Em Minas, petista resiste aos apelos de Lula e Dilma

Roberto Carvalho, vice- prefeito da capital, não desiste de disputar em 2012 com Lacerda, eleito com apoio do PT e PSDB

MARCELO PORTELA, BELO HORIZONTE , O Estado de S.Paulo

04 de novembro de 2011 | 03h05

A pressão da presidente Dilma Rousseff e do ex-presidente Luiz Inácio Lula da Silva que levou a senadora Marta Suplicy (PT-SP) a abrir mão da pré-candidatura à Prefeitura de São Paulo não surtiu efeito em Belo Horizonte.

Integrantes da direção do PT e de partidos da base aliada que participaram de um encontro com Lula na capital mineira em agosto e acompanharam Dilma durante visita à cidade no mês seguinte afirmam que ambos pediram ao atual vice-prefeito, o petista Roberto Carvalho, que abrisse mão de sua pré-candidatura em favor de uma aliança pela reeleição do prefeito Marcio Lacerda (PSB), com provável participação do PSDB, mas ele se mantém irredutível.

Lacerda e Carvalho foram eleitos em uma chapa costurada pelo então prefeito e atual ministro de Desenvolvimento, Indústria e Comércio Exterior, o petista Fernando Pimentel, e o ex-governador e hoje senador Aécio Neves (PSDB-MG). No entanto, pouco após o pleito, o vice e o prefeito entraram em rota de colisão. Carvalho insiste em uma candidatura sem a participação dos tucanos.
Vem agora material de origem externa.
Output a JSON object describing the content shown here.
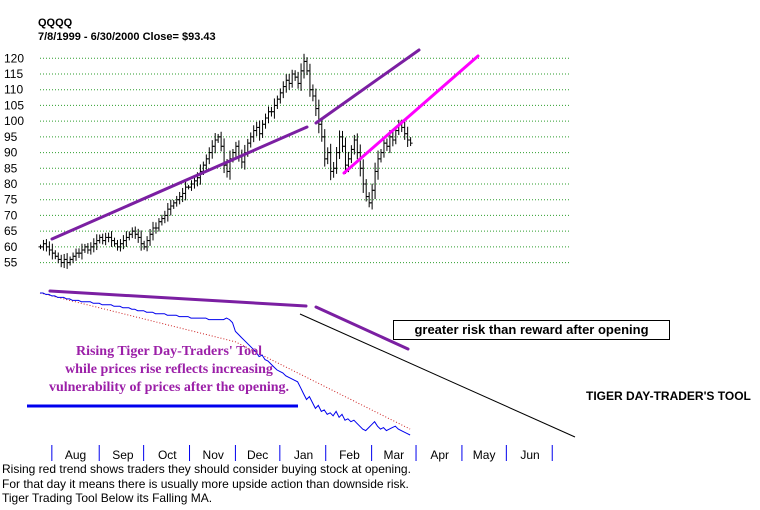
{
  "header": {
    "ticker": "QQQQ",
    "range_line": "7/8/1999 - 6/30/2000   Close= $93.43"
  },
  "annotations": {
    "callout": "greater risk than reward after opening",
    "note_lines": [
      "Rising Tiger Day-Traders' Tool",
      "while prices rise reflects increasing",
      "vulnerability of prices after the opening."
    ],
    "tool_label": "TIGER DAY-TRADER'S TOOL",
    "bottom_lines": [
      "Rising red trend shows traders they should consider buying stock at opening.",
      " For that day it means there is usually more upside action than downside risk.",
      "Tiger Trading Tool Below its Falling MA."
    ]
  },
  "colors": {
    "price_bars": "#000000",
    "grid": "#2e9e2e",
    "trend_purple": "#7b1fa2",
    "trend_magenta": "#ff00ff",
    "indicator_line": "#0000ee",
    "ma_dotted": "#cc2020",
    "note_text": "#9b1fa8",
    "note_underline": "#0000ee"
  },
  "chart_data": {
    "type": "line",
    "title": "QQQQ",
    "price_panel": {
      "ylim": [
        52,
        122
      ],
      "yticks": [
        55,
        60,
        65,
        70,
        75,
        80,
        85,
        90,
        95,
        100,
        105,
        110,
        115,
        120
      ],
      "grid": true,
      "x_start_day": 0,
      "x_step_days": 2,
      "closes": [
        60,
        61,
        60,
        59,
        58,
        57,
        56,
        55,
        56,
        55,
        56,
        57,
        58,
        58,
        59,
        60,
        59,
        60,
        61,
        62,
        63,
        62,
        63,
        63,
        62,
        61,
        60,
        61,
        62,
        63,
        64,
        65,
        64,
        63,
        61,
        60,
        62,
        64,
        66,
        66,
        68,
        69,
        70,
        72,
        73,
        74,
        75,
        76,
        77,
        79,
        79,
        80,
        81,
        82,
        84,
        86,
        88,
        90,
        92,
        94,
        95,
        92,
        86,
        84,
        88,
        90,
        92,
        89,
        87,
        90,
        93,
        95,
        97,
        98,
        96,
        99,
        101,
        103,
        103,
        105,
        107,
        109,
        111,
        113,
        112,
        115,
        114,
        112,
        116,
        119,
        116,
        110,
        108,
        104,
        99,
        95,
        88,
        90,
        84,
        85,
        90,
        95,
        92,
        86,
        88,
        91,
        94,
        90,
        85,
        80,
        76,
        74,
        78,
        84,
        88,
        90,
        93,
        92,
        95,
        94,
        97,
        99,
        98,
        96,
        94,
        93
      ],
      "month_labels": [
        "Aug",
        "Sep",
        "Oct",
        "Nov",
        "Dec",
        "Jan",
        "Feb",
        "Mar",
        "Apr",
        "May",
        "Jun"
      ],
      "month_label_day": [
        24,
        56,
        86,
        117,
        147,
        178,
        209,
        239,
        270,
        300,
        331
      ],
      "month_tick_day": [
        8,
        40,
        70,
        101,
        132,
        162,
        193,
        224,
        254,
        285,
        315,
        346
      ]
    },
    "indicator_panel": {
      "ylim": [
        0,
        100
      ],
      "x_start_day": 0,
      "x_step_days": 2,
      "values": [
        98,
        98,
        97,
        97,
        96,
        96,
        95,
        95,
        95,
        94,
        94,
        93,
        93,
        93,
        92,
        92,
        92,
        92,
        91,
        91,
        91,
        90,
        90,
        90,
        90,
        89,
        89,
        89,
        88,
        88,
        88,
        87,
        87,
        86,
        86,
        86,
        85,
        85,
        85,
        84,
        84,
        84,
        84,
        83,
        83,
        83,
        83,
        82,
        82,
        82,
        82,
        81,
        81,
        81,
        81,
        81,
        81,
        80,
        80,
        80,
        80,
        80,
        80,
        81,
        80,
        78,
        72,
        70,
        68,
        66,
        64,
        62,
        60,
        58,
        55,
        56,
        53,
        52,
        50,
        48,
        46,
        45,
        44,
        42,
        41,
        40,
        39,
        38,
        34,
        30,
        26,
        28,
        24,
        20,
        22,
        18,
        19,
        16,
        17,
        15,
        18,
        14,
        16,
        12,
        13,
        11,
        12,
        10,
        8,
        6,
        5,
        7,
        9,
        11,
        8,
        6,
        7,
        5,
        6,
        7,
        8,
        6,
        5,
        4,
        3,
        2
      ],
      "moving_average": [
        98,
        97.5,
        97,
        96.5,
        96,
        95.5,
        95,
        94.5,
        94,
        93.5,
        93,
        92.5,
        92,
        91.5,
        91,
        90.5,
        90,
        89.5,
        89,
        88.5,
        88,
        87.5,
        87,
        86.5,
        86,
        85.5,
        85,
        84.5,
        84,
        83.5,
        83,
        82.5,
        82,
        81.5,
        81,
        80.5,
        80,
        79.5,
        79,
        78.5,
        78,
        77.5,
        77,
        76.5,
        76,
        75.5,
        75,
        74.5,
        74,
        73.5,
        73,
        72.5,
        72,
        71.5,
        71,
        70.5,
        70,
        69.5,
        69,
        68.5,
        68,
        67.5,
        67,
        66.5,
        66,
        65.5,
        65,
        64,
        63,
        62,
        61,
        60,
        59,
        58,
        57,
        56,
        55,
        54,
        53,
        52,
        51,
        50,
        49,
        48,
        47,
        46,
        45,
        44,
        43,
        42,
        41,
        40,
        39,
        38,
        37,
        36,
        35,
        34,
        33,
        32,
        31,
        30,
        29,
        28,
        27,
        26,
        25,
        24,
        23,
        22,
        21,
        20,
        19,
        18,
        17,
        16,
        15,
        14,
        13,
        12,
        11,
        10,
        9,
        8,
        7,
        6
      ]
    }
  }
}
"O Lula pediu que fosse feita a construção (da aliança) com a base, mas ele (Roberto Carvalho) disse que estava fazendo a construção só com partidos como o PC do B e PMDB", revelou um dos participantes da conversa.

Em setembro, foi a presidente que desembarcou na capital mineira e manteve contatos com aliados. "A Dilma pôs ele dentro do carro e fez um apelo", conta um dirigente petista. Nada disso adiantou. Carvalho nega que tenha recebido apelos de Lula e Dilma. Diz que ocorreram apenas "conversas" sobre o cenário político da capital.
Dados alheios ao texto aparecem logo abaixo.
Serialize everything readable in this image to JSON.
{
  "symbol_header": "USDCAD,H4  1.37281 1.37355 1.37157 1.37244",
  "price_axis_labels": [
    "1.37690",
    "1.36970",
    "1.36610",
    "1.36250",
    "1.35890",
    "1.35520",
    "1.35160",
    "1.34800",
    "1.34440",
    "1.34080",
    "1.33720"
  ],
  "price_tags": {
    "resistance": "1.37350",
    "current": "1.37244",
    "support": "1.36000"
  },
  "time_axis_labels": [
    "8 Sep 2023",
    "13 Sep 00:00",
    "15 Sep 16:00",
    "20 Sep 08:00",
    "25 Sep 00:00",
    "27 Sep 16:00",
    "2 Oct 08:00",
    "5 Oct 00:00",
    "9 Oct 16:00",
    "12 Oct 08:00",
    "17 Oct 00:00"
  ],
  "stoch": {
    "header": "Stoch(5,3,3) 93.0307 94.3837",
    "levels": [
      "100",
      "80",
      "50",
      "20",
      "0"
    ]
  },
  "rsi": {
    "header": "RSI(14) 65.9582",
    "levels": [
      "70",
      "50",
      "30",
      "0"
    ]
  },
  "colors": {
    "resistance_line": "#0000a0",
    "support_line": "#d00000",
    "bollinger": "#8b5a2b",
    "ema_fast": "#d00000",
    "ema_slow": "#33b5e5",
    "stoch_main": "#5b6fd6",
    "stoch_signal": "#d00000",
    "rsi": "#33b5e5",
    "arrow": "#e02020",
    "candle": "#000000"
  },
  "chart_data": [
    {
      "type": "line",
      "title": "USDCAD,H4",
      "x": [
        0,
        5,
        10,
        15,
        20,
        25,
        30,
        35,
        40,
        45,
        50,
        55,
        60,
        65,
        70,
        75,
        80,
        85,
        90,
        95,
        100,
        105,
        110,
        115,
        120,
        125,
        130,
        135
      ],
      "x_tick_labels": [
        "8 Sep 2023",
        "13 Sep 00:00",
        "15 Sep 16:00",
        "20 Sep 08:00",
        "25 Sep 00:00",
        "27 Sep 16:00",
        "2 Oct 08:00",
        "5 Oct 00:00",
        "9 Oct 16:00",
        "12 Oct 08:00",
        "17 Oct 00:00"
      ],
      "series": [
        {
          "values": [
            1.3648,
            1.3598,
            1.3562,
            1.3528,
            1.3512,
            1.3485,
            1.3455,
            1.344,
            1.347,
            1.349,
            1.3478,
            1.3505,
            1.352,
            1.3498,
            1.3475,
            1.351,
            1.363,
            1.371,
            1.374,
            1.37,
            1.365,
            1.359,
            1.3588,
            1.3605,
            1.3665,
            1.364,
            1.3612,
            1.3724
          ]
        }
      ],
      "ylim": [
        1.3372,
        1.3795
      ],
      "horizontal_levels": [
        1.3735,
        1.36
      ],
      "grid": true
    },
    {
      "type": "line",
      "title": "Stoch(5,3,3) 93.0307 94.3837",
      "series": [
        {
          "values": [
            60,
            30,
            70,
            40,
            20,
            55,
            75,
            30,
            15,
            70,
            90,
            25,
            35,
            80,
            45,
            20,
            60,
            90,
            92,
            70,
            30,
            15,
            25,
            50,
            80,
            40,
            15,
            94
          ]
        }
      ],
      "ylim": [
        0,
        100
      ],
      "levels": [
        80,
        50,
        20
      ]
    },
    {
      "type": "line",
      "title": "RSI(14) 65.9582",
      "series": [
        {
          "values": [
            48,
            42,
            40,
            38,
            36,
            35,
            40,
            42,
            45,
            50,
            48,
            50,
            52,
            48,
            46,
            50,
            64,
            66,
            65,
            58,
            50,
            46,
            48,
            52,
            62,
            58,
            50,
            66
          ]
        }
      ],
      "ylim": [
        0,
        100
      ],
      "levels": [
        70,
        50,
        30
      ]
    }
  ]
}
"Conversei com Lula e disse que estávamos construindo a candidatura com os partidos da base da presidente Dilma. Não é possível uma aliança com o PSDB. O maior opositor do governo da Dilma é o Aécio. Como vamos sentar no mesmo palanque que ele? Convidamos o PSB nas mesmas condições e, se não abrem mão do PSDB, é sinal de que estão optando pelo PSDB", disse ele. Segundo Carvalho, a conversa com Dilma foi "pessoal" e tanto ela quanto Lula concordam que a definição da candidatura é responsabilidade do diretório municipal do PT.

A persistência de Carvalho tem acirrado os ânimos entre prefeito e vice. Ontem, Lacerda exonerou 22 funcionários em cargos comissionados do gabinete de Carvalho. A prefeitura informou que os funcionários exonerados são de livre nomeação do prefeito e "não estavam cumprindo suas funções em consonância com as diretrizes da administração municipal".